Leave It All Out There – On the Baseball Field

Following the last wrestling match – the bronze medal clinching match – of his career in the 2004 Summer Olympics in Greece, Rulon Gardner abandoned his wrestling shoes in the center of the mat as a ceremonial farewell to his game. Gardner said,”To put them on the mat left on the mat as a wrestler.” In wrestling, it is traditional to do this after your final match as it pays homage to the wrestling gods.

Though the exact same heritage doesn’t hold true in baseball, there is a good deal to be learned out of this. There are various clichés and pre-game – as well as in-game – speeches that probably don’t resonate with gamers of all ages. But this one does. “Leave it out there”. Every single time you go on the field to play a practice or game, do it like it’s the last time you can get it done! Because not to sound gruesome or macabre, it might be! We tell this to our kids before each match, every tournament, and every scrimmage. We also stress that we play like we practice and we exercise like we play. To put it differently, go out there with a purpose, whether it’s a game or practice, have fun, because that’s what it’s all about, but have pleasure when playing hard. We stress that if each and every one of them can appear themselves in the mirror and feel that he did everything in his power to help the team win, then it was a success, no matter what the outcome. Work with MarCo Clay here.

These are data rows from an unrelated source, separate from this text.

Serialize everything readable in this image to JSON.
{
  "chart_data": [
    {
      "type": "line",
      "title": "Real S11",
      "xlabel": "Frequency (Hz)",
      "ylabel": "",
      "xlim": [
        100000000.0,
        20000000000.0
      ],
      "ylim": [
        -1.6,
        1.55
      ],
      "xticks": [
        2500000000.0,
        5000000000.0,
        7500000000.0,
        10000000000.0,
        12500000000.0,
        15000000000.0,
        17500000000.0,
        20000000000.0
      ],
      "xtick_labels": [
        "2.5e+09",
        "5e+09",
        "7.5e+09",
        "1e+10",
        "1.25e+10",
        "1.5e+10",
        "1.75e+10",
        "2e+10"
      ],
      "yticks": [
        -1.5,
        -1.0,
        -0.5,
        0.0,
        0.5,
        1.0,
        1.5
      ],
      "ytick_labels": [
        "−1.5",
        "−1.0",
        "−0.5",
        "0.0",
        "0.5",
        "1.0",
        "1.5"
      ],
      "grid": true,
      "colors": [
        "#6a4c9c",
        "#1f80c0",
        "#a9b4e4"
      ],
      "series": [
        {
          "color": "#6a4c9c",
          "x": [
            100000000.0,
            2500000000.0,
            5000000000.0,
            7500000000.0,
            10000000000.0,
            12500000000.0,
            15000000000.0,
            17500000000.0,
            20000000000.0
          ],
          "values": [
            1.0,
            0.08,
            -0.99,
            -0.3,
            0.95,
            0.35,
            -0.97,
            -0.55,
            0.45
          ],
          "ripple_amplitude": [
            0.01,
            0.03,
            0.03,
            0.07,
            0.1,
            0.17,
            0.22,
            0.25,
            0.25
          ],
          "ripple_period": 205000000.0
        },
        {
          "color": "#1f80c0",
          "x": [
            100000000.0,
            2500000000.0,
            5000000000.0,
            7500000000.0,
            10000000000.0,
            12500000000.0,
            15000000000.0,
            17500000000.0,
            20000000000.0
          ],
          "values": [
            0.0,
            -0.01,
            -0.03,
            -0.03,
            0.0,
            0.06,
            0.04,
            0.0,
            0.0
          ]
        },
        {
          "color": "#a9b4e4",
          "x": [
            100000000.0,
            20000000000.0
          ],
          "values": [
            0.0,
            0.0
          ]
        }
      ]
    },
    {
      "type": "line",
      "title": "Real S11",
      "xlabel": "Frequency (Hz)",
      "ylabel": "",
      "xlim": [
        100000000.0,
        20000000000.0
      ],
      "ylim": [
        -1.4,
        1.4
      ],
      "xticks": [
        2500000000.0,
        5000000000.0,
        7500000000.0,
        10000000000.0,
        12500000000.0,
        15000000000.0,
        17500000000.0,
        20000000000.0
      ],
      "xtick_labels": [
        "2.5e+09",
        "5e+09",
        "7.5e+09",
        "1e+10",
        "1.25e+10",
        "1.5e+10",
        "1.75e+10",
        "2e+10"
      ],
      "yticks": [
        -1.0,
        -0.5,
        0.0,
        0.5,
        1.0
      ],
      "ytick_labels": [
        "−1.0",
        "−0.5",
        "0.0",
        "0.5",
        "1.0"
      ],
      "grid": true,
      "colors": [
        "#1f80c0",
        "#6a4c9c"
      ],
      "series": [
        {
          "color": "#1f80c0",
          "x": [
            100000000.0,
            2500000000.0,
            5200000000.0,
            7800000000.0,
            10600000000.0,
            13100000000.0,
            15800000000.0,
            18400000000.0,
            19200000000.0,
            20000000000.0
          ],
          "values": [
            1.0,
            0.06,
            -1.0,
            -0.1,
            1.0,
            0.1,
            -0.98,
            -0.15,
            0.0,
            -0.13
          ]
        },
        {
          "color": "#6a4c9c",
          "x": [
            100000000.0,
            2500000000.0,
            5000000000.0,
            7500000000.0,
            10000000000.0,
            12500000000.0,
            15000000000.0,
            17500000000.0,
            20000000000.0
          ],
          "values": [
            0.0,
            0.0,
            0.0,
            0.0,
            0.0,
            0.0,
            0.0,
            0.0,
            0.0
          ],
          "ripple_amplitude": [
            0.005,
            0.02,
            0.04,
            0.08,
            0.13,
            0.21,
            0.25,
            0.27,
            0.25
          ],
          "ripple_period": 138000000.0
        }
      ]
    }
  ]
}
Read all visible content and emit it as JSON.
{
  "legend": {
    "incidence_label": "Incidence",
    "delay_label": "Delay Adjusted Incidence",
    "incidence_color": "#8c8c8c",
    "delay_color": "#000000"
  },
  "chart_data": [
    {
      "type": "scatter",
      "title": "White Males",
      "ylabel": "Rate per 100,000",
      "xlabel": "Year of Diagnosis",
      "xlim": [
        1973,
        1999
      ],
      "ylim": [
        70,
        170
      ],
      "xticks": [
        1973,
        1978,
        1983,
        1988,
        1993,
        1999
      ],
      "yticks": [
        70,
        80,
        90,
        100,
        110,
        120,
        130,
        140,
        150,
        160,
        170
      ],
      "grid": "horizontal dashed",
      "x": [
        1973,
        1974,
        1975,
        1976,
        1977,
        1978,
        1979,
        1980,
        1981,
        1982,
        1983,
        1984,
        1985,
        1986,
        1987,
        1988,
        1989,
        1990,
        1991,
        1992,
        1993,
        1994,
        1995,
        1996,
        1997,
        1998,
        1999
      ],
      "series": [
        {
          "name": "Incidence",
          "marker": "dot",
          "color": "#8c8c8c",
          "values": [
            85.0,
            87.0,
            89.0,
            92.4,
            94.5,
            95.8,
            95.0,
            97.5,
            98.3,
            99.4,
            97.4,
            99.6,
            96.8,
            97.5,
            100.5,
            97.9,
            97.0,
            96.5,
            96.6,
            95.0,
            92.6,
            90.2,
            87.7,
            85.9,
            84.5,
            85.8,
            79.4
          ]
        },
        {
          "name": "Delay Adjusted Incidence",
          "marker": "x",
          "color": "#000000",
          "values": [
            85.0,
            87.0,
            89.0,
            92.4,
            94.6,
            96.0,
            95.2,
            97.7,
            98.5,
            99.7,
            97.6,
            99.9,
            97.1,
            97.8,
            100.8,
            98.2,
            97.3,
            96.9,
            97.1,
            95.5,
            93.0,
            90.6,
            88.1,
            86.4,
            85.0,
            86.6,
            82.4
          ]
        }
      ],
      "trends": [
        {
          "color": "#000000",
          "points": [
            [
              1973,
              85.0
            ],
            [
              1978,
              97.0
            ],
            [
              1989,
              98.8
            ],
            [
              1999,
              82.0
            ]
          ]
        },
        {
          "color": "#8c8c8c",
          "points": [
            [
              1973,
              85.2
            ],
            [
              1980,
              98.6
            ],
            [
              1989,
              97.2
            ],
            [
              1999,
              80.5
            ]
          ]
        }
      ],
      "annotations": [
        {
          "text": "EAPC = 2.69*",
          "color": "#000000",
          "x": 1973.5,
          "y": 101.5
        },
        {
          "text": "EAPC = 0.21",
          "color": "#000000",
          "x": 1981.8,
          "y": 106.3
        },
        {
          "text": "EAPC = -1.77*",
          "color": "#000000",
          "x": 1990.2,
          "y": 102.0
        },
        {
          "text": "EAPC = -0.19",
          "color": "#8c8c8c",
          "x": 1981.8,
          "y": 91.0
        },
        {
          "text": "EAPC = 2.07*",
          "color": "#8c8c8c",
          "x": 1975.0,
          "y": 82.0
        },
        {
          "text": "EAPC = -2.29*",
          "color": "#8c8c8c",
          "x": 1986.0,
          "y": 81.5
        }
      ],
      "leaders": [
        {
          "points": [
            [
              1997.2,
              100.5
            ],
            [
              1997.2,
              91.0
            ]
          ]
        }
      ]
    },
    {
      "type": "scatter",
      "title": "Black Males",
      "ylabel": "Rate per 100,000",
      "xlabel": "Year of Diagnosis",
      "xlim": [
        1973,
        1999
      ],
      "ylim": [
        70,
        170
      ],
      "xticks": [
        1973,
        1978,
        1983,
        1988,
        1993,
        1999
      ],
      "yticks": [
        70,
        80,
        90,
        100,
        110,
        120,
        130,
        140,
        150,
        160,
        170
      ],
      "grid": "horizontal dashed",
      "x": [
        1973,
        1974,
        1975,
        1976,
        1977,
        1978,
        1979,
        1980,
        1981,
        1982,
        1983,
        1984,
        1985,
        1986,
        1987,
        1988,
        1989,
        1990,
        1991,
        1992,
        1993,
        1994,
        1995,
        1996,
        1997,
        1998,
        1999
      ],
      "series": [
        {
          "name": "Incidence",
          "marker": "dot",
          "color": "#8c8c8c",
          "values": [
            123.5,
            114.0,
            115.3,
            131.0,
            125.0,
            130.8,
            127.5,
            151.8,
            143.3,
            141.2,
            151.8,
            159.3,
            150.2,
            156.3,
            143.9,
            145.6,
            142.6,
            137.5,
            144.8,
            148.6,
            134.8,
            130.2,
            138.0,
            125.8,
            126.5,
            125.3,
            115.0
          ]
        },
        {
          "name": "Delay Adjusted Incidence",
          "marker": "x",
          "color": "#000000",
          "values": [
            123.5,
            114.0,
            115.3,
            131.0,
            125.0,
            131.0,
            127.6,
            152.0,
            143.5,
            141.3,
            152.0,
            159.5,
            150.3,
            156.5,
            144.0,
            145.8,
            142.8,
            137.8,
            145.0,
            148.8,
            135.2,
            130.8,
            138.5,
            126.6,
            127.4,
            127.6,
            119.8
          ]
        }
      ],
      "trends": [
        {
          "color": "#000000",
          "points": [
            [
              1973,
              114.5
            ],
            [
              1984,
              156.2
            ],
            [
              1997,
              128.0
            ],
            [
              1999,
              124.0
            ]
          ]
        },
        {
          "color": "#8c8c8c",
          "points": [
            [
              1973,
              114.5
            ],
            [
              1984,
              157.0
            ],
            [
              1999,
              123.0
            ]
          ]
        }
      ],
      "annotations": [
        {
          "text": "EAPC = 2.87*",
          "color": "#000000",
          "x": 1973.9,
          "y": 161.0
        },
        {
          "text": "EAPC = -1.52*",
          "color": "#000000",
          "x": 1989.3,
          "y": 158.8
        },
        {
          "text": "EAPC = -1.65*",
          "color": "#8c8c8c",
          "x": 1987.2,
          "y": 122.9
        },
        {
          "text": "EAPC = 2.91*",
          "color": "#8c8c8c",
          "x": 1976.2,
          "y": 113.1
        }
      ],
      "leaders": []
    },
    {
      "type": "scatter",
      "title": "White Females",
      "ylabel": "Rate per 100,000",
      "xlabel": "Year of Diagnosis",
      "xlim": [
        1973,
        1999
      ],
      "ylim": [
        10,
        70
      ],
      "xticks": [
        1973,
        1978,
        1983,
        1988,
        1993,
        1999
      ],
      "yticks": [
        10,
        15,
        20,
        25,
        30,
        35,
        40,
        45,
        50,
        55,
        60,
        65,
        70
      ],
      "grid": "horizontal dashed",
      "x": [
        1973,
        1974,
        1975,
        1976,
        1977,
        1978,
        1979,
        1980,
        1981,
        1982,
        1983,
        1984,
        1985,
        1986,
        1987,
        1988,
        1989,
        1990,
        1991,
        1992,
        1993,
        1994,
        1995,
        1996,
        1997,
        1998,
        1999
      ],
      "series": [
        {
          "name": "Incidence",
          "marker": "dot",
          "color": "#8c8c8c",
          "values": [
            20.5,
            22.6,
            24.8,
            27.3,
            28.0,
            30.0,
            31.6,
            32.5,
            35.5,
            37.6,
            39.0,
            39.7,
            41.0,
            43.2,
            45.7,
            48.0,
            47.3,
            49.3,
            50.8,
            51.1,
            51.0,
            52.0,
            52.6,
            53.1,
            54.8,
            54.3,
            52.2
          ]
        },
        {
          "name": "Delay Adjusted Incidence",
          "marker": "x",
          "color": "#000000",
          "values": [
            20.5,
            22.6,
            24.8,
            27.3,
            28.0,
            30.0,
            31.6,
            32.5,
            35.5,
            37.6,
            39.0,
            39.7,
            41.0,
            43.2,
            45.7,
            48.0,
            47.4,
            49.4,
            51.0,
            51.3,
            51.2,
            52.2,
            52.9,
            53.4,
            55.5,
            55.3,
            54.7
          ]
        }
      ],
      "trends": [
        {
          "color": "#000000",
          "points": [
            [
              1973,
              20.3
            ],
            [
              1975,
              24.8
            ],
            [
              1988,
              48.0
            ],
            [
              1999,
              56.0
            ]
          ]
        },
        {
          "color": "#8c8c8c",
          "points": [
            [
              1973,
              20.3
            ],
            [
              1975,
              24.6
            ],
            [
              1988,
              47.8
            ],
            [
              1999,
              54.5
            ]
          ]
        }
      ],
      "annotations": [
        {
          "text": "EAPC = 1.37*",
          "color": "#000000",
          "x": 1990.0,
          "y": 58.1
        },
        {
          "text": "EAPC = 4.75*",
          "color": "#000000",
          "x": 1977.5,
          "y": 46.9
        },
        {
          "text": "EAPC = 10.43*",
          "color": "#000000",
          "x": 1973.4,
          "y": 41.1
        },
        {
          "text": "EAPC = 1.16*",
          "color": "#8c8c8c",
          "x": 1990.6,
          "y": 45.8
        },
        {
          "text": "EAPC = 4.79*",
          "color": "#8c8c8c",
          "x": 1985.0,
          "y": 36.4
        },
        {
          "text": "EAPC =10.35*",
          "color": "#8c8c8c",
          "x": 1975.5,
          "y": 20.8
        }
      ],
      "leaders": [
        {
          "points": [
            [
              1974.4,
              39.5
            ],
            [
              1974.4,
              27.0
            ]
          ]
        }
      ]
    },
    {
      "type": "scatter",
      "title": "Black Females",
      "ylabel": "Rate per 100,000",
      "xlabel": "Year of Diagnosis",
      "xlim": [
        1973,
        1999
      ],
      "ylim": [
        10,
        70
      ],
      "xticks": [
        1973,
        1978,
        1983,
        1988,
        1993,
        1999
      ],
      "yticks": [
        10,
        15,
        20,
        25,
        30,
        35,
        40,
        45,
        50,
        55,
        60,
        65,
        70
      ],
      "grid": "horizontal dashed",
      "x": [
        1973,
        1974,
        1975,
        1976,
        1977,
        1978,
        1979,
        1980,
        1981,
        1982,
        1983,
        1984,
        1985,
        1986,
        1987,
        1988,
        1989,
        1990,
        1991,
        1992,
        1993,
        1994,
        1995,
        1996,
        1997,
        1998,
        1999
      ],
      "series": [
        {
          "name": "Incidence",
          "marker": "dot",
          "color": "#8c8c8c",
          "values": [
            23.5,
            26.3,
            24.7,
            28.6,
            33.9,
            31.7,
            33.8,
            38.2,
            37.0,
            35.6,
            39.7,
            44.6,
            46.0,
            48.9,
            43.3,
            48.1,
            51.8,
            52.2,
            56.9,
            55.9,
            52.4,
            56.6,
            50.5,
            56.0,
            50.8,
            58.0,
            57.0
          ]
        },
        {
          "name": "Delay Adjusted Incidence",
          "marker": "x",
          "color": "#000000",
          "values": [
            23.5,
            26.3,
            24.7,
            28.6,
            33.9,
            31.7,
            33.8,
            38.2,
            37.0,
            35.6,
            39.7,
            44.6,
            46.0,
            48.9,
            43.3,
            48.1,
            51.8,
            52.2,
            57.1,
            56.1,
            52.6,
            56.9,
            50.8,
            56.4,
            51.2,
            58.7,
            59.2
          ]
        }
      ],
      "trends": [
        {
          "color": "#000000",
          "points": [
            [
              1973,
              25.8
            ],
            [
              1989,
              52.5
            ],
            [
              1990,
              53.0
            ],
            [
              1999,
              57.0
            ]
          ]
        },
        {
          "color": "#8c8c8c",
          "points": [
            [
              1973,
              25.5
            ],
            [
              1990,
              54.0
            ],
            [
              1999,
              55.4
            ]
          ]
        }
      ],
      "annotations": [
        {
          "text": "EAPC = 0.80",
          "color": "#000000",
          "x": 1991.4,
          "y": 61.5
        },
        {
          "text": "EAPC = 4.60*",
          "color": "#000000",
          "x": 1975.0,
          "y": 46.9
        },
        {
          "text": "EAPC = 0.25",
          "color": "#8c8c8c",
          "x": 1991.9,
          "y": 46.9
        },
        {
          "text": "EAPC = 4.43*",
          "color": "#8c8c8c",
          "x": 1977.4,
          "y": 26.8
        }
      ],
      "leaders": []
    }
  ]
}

Too often nowadays we read or listen to stories about cheating and other scandals that remind us that baseball, as a game, is not about having fun… at least for many people. The pressure to be the very best and to succeed at all costs also often outweighs the game’s intent as being a pleasure. From major leaguers and steroid usage to minor leaguers using different PEDs, to high school baseball players using shaved or illegal athletes, to little leaguers with coaches lying around kids’ ages, or with illegal players, there is a lot of emphases put on winning at all costs. But that is not how it’s supposed to be, nor is it true for the majority of players and coaches. These are the ones which do everything right, play hard, try their best, make that extra effort win or lose, walk away with the pride of knowing they did their very best. Visit Marco Clay | Sports & baseball clay products

You will find excellent beauty and pleasure in watching a sport played to its fullest, and watching an athlete give his all on every play. I recently watched Carlos Carrasco of the Cleveland Indians come in one out – actually one strike – of an extremely infrequent no-hitter. After Joey Butler singled over the next baseman Jason Kipnis with 2 outs and 2 strikes in the ninth inning, Carrasco could merely laugh. Perhaps it was just a”you gotta be kidding me” laugh, but he also knew the marginally challenged Kipnis gave it his all to make a leaping catch, and Carrasco definitely appreciated the effort. In his words,”He actually tried to get that ball,” said Carrasco. “I really appreciate that.” For his part, had Kipnis been a foot taller, he can have had an opportunity, but that is from his hands, and Carrasco knew that in that instance, his second baseman did whatever he could to preserve the no-hitter. He left it all on the market. Regrettably, he came up a bit short, but there was no lacking in effort.

It is also great to find this kind of work in youth baseball. Again, in the practice, coaches players and accentuate perform pitching drills, hitting drills and fielding drills, to find out, polish or enhance their skills and principles. Nonetheless, it’s the little things… the extra effort that leads to wins and championships. And we perform like we practice. Do the ideal things starting in practice. Go hard after grounders. The lineup for cuts. Pitch to a target or location. The company I coach for, along with the 14 and 15-year-old boys that play for it, recently won the Father’s Day Classic, and we did so beating a team that was much better than us at least ranked ahead of us, at the semi-final match. This is a team that beat us in pool play on Saturday, thus facing them on Sunday could have resulted in a letdown or absence of assurance. But our boys came out fired up, and not only did they make all the routine plays, but they left all the difficult ones, and largely because of an wonderful work. They made several diving plays, several running plays, took extra bases on pure hustle and determination, blocked hard balls behind the plate to prevent baserunners from advancing, and did everything in their power humanly possible to stay shut, stay in the match, and allow themselves to win in extra innings. It was the pure definition of leaving everything out there, and the looks in their faces after that win, and more so after winning the championship match against another very good team, was evident again that this type of boys left out it there. Essentially, they all unlaced their cleats and abandoned them12 pairs, right smack in the middle of the mound!